Great info. Thanks. Yeah, I'm more likely to keep it, tinker, and spend nearly twice as much. LOL. But I'll also have a better understanding of how it works. Can't thank everyone enough. Very glad to have the input and see that this is an active community.
 
Great info. Thanks. Yeah, I'm more likely to keep it, tinker, and spend nearly twice as much. LOL. But I'll also have a better understanding of how it works. Can't thank everyone enough. Very glad to have the input and see that this is an active community.
Hey No Traction,

I just posted a mega gearbox with the Hot Racing steel spur gear and corresponding 17t pinion.

If you're going with a motor that has a 5mm shaft, this will be a good base. I'd recommend the HD 17 tooth input gear for the rear differential.

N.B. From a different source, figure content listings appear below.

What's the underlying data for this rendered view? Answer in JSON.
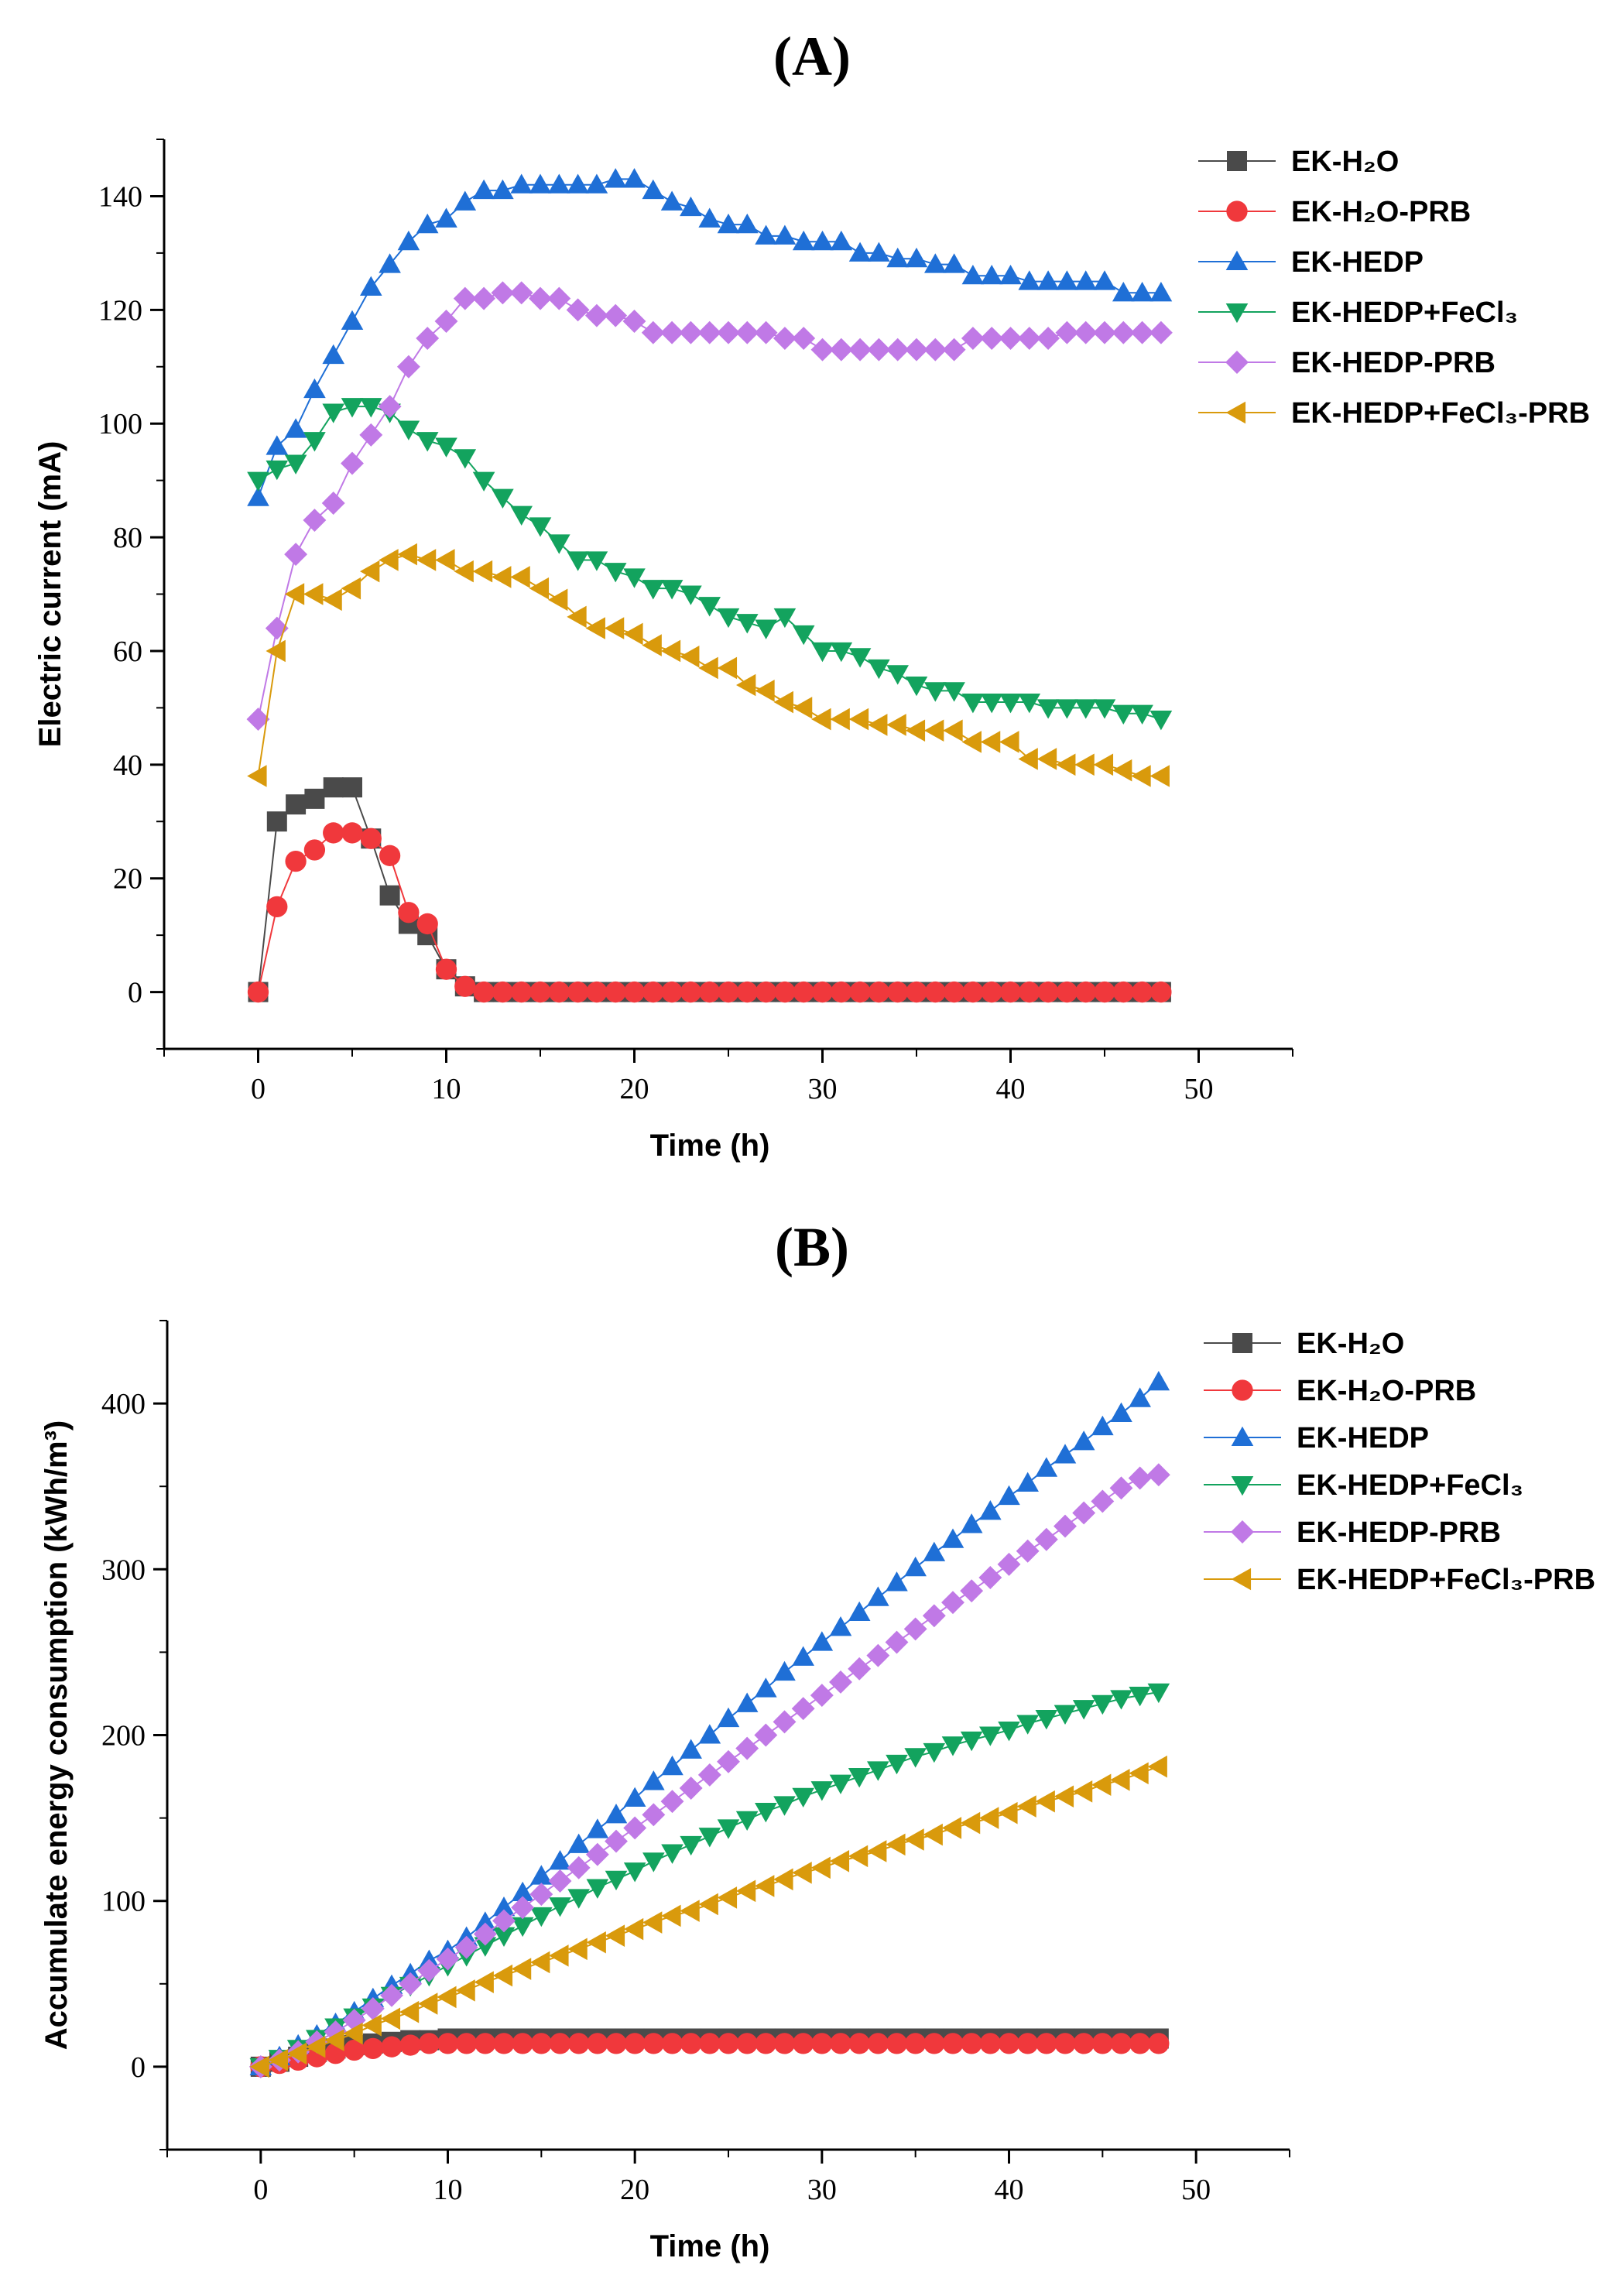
{
  "chart_data": [
    {
      "panel_label": "(A)",
      "type": "line",
      "xlabel": "Time (h)",
      "ylabel": "Electric current (mA)",
      "xlim": [
        -5,
        55
      ],
      "ylim": [
        -10,
        150
      ],
      "xticks": [
        "0",
        "10",
        "20",
        "30",
        "40",
        "50"
      ],
      "xtick_values": [
        0,
        10,
        20,
        30,
        40,
        50
      ],
      "yticks": [
        "0",
        "20",
        "40",
        "60",
        "80",
        "100",
        "120",
        "140"
      ],
      "ytick_values": [
        0,
        20,
        40,
        60,
        80,
        100,
        120,
        140
      ],
      "legend_position": "top-right",
      "x": [
        0,
        1,
        2,
        3,
        4,
        5,
        6,
        7,
        8,
        9,
        10,
        11,
        12,
        13,
        14,
        15,
        16,
        17,
        18,
        19,
        20,
        21,
        22,
        23,
        24,
        25,
        26,
        27,
        28,
        29,
        30,
        31,
        32,
        33,
        34,
        35,
        36,
        37,
        38,
        39,
        40,
        41,
        42,
        43,
        44,
        45,
        46,
        47,
        48
      ],
      "series": [
        {
          "name": "EK-H₂O",
          "color": "#4a4a4a",
          "marker": "square",
          "values": [
            0,
            30,
            33,
            34,
            36,
            36,
            27,
            17,
            12,
            10,
            4,
            1,
            0,
            0,
            0,
            0,
            0,
            0,
            0,
            0,
            0,
            0,
            0,
            0,
            0,
            0,
            0,
            0,
            0,
            0,
            0,
            0,
            0,
            0,
            0,
            0,
            0,
            0,
            0,
            0,
            0,
            0,
            0,
            0,
            0,
            0,
            0,
            0,
            0
          ]
        },
        {
          "name": "EK-H₂O-PRB",
          "color": "#f0383c",
          "marker": "circle",
          "values": [
            0,
            15,
            23,
            25,
            28,
            28,
            27,
            24,
            14,
            12,
            4,
            1,
            0,
            0,
            0,
            0,
            0,
            0,
            0,
            0,
            0,
            0,
            0,
            0,
            0,
            0,
            0,
            0,
            0,
            0,
            0,
            0,
            0,
            0,
            0,
            0,
            0,
            0,
            0,
            0,
            0,
            0,
            0,
            0,
            0,
            0,
            0,
            0,
            0
          ]
        },
        {
          "name": "EK-HEDP",
          "color": "#1f6fd6",
          "marker": "triangle-up",
          "values": [
            87,
            96,
            99,
            106,
            112,
            118,
            124,
            128,
            132,
            135,
            136,
            139,
            141,
            141,
            142,
            142,
            142,
            142,
            142,
            143,
            143,
            141,
            139,
            138,
            136,
            135,
            135,
            133,
            133,
            132,
            132,
            132,
            130,
            130,
            129,
            129,
            128,
            128,
            126,
            126,
            126,
            125,
            125,
            125,
            125,
            125,
            123,
            123,
            123
          ]
        },
        {
          "name": "EK-HEDP+FeCl₃",
          "color": "#13a35e",
          "marker": "triangle-down",
          "values": [
            90,
            92,
            93,
            97,
            102,
            103,
            103,
            102,
            99,
            97,
            96,
            94,
            90,
            87,
            84,
            82,
            79,
            76,
            76,
            74,
            73,
            71,
            71,
            70,
            68,
            66,
            65,
            64,
            66,
            63,
            60,
            60,
            59,
            57,
            56,
            54,
            53,
            53,
            51,
            51,
            51,
            51,
            50,
            50,
            50,
            50,
            49,
            49,
            48
          ]
        },
        {
          "name": "EK-HEDP-PRB",
          "color": "#c079e6",
          "marker": "diamond",
          "values": [
            48,
            64,
            77,
            83,
            86,
            93,
            98,
            103,
            110,
            115,
            118,
            122,
            122,
            123,
            123,
            122,
            122,
            120,
            119,
            119,
            118,
            116,
            116,
            116,
            116,
            116,
            116,
            116,
            115,
            115,
            113,
            113,
            113,
            113,
            113,
            113,
            113,
            113,
            115,
            115,
            115,
            115,
            115,
            116,
            116,
            116,
            116,
            116,
            116
          ]
        },
        {
          "name": "EK-HEDP+FeCl₃-PRB",
          "color": "#d99a0c",
          "marker": "triangle-left",
          "values": [
            38,
            60,
            70,
            70,
            69,
            71,
            74,
            76,
            77,
            76,
            76,
            74,
            74,
            73,
            73,
            71,
            69,
            66,
            64,
            64,
            63,
            61,
            60,
            59,
            57,
            57,
            54,
            53,
            51,
            50,
            48,
            48,
            48,
            47,
            47,
            46,
            46,
            46,
            44,
            44,
            44,
            41,
            41,
            40,
            40,
            40,
            39,
            38,
            38
          ]
        }
      ]
    },
    {
      "panel_label": "(B)",
      "type": "line",
      "xlabel": "Time (h)",
      "ylabel": "Accumulate energy consumption (kWh/m³)",
      "xlim": [
        -5,
        55
      ],
      "ylim": [
        -50,
        450
      ],
      "xticks": [
        "0",
        "10",
        "20",
        "30",
        "40",
        "50"
      ],
      "xtick_values": [
        0,
        10,
        20,
        30,
        40,
        50
      ],
      "yticks": [
        "0",
        "100",
        "200",
        "300",
        "400"
      ],
      "ytick_values": [
        0,
        100,
        200,
        300,
        400
      ],
      "legend_position": "top-right",
      "x": [
        0,
        1,
        2,
        3,
        4,
        5,
        6,
        7,
        8,
        9,
        10,
        11,
        12,
        13,
        14,
        15,
        16,
        17,
        18,
        19,
        20,
        21,
        22,
        23,
        24,
        25,
        26,
        27,
        28,
        29,
        30,
        31,
        32,
        33,
        34,
        35,
        36,
        37,
        38,
        39,
        40,
        41,
        42,
        43,
        44,
        45,
        46,
        47,
        48
      ],
      "series": [
        {
          "name": "EK-H₂O",
          "color": "#4a4a4a",
          "marker": "square",
          "values": [
            0,
            3,
            6,
            9,
            11,
            13,
            14,
            15,
            16,
            16,
            17,
            17,
            17,
            17,
            17,
            17,
            17,
            17,
            17,
            17,
            17,
            17,
            17,
            17,
            17,
            17,
            17,
            17,
            17,
            17,
            17,
            17,
            17,
            17,
            17,
            17,
            17,
            17,
            17,
            17,
            17,
            17,
            17,
            17,
            17,
            17,
            17,
            17,
            17
          ]
        },
        {
          "name": "EK-H₂O-PRB",
          "color": "#f0383c",
          "marker": "circle",
          "values": [
            0,
            2,
            4,
            6,
            8,
            10,
            11,
            12,
            13,
            14,
            14,
            14,
            14,
            14,
            14,
            14,
            14,
            14,
            14,
            14,
            14,
            14,
            14,
            14,
            14,
            14,
            14,
            14,
            14,
            14,
            14,
            14,
            14,
            14,
            14,
            14,
            14,
            14,
            14,
            14,
            14,
            14,
            14,
            14,
            14,
            14,
            14,
            14,
            14
          ]
        },
        {
          "name": "EK-HEDP",
          "color": "#1f6fd6",
          "marker": "triangle-up",
          "values": [
            0,
            6,
            13,
            19,
            26,
            33,
            41,
            49,
            56,
            64,
            70,
            78,
            87,
            96,
            105,
            115,
            124,
            134,
            143,
            152,
            162,
            172,
            181,
            191,
            200,
            210,
            219,
            228,
            238,
            247,
            256,
            265,
            274,
            283,
            292,
            301,
            310,
            318,
            327,
            335,
            344,
            352,
            361,
            369,
            377,
            386,
            394,
            403,
            413
          ]
        },
        {
          "name": "EK-HEDP+FeCl₃",
          "color": "#13a35e",
          "marker": "triangle-down",
          "values": [
            0,
            5,
            11,
            17,
            24,
            30,
            36,
            43,
            49,
            55,
            61,
            67,
            73,
            79,
            85,
            91,
            97,
            102,
            108,
            113,
            118,
            124,
            129,
            134,
            139,
            144,
            149,
            154,
            158,
            163,
            167,
            171,
            175,
            179,
            183,
            187,
            190,
            194,
            197,
            200,
            203,
            207,
            210,
            213,
            216,
            219,
            222,
            224,
            226
          ]
        },
        {
          "name": "EK-HEDP-PRB",
          "color": "#c079e6",
          "marker": "diamond",
          "values": [
            0,
            4,
            9,
            15,
            21,
            28,
            35,
            43,
            50,
            58,
            65,
            72,
            80,
            88,
            96,
            104,
            112,
            120,
            128,
            136,
            144,
            152,
            160,
            168,
            176,
            184,
            192,
            200,
            208,
            216,
            224,
            232,
            240,
            248,
            256,
            264,
            272,
            280,
            287,
            295,
            303,
            311,
            318,
            326,
            334,
            341,
            349,
            355,
            357
          ]
        },
        {
          "name": "EK-HEDP+FeCl₃-PRB",
          "color": "#d99a0c",
          "marker": "triangle-left",
          "values": [
            0,
            4,
            8,
            12,
            16,
            20,
            25,
            29,
            33,
            38,
            42,
            46,
            51,
            55,
            59,
            63,
            67,
            71,
            75,
            79,
            83,
            87,
            91,
            94,
            98,
            102,
            106,
            109,
            113,
            117,
            120,
            124,
            127,
            130,
            134,
            137,
            140,
            144,
            147,
            150,
            153,
            157,
            160,
            163,
            166,
            170,
            173,
            177,
            181
          ]
        }
      ]
    }
  ]
}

On a Granite, the driveshaft support nearing isn't as critical as the driveshaft is was shorter than the BRCC, Typhon or Senton.

Essentially just get the speed controller and motor in with this stuff and you'll be pretty Rock solid on 2S from my experience. I run into all kinds of poop and it holds up pretty well.
 
Both of my Granites are running the Max10SCT with the 3660 3200 KV. both have the HD input in the rear only, stock driveshafts, BLX slipper and 15T pinion, and the BLX motor mounts and I have the Hobbywing program card with the punch set on 3 for both. My 2 boys have beat the crap out of them for like 50 packs (5000MaH 50C discharge 2s gensacearespammers Lipos) or so since the upgrade. The only thing they have broken since then have been shocks (due to poor driving). The trucks accelerate almost twice as fast and wheelie like there is no tomorrow. I have plans to upgrade to the BLX inputs and diffs, but have not had an issue yet, and they are wide open the whole time they are running almost ( they are 9 and 11 yrs old). Hope this helps.
 
I replaced my front diff input as well, mostly because I had it apart anyway, but the stock one never actually broke on me. I guess having the long, plastic driveshaft to help absorb some of the torque hit is much kinder to the diff inputs.
 
I replaced my front diff input as well, mostly because I had it apart anyway, but the stock one never actually broke on me. I guess having the long, plastic driveshaft to help absorb some of the torque hit is much kinder to the diff inputs.
Only reason I didn't do the front was because I am upgrading the diff eventually, but to run the BLX slipper you have to change the input pinion on the rear, the stock mega input pinion will not work with the BLX slipper clutch
 
Wait, you can run the BLX input gear with the mega diff? I thought that the gear pitch is different.

A friend of mine just upgraded his mega to brushless and I told him that he needs to change the diffs if he’s input gear will fail.
 
Wait, you can run the BLX input gear with the mega diff? I thought that the gear pitch is different.

A friend of mine just upgraded his mega to brushless and I told him that he needs to change the diffs if he’s input gear will fail.
No you can't use the BLX input pinion with the mega diff. Different pitch between the 2 models diff/input gears. There is a mega HD input pinion you have to use that will work with the BLX slipper and the mega diffs.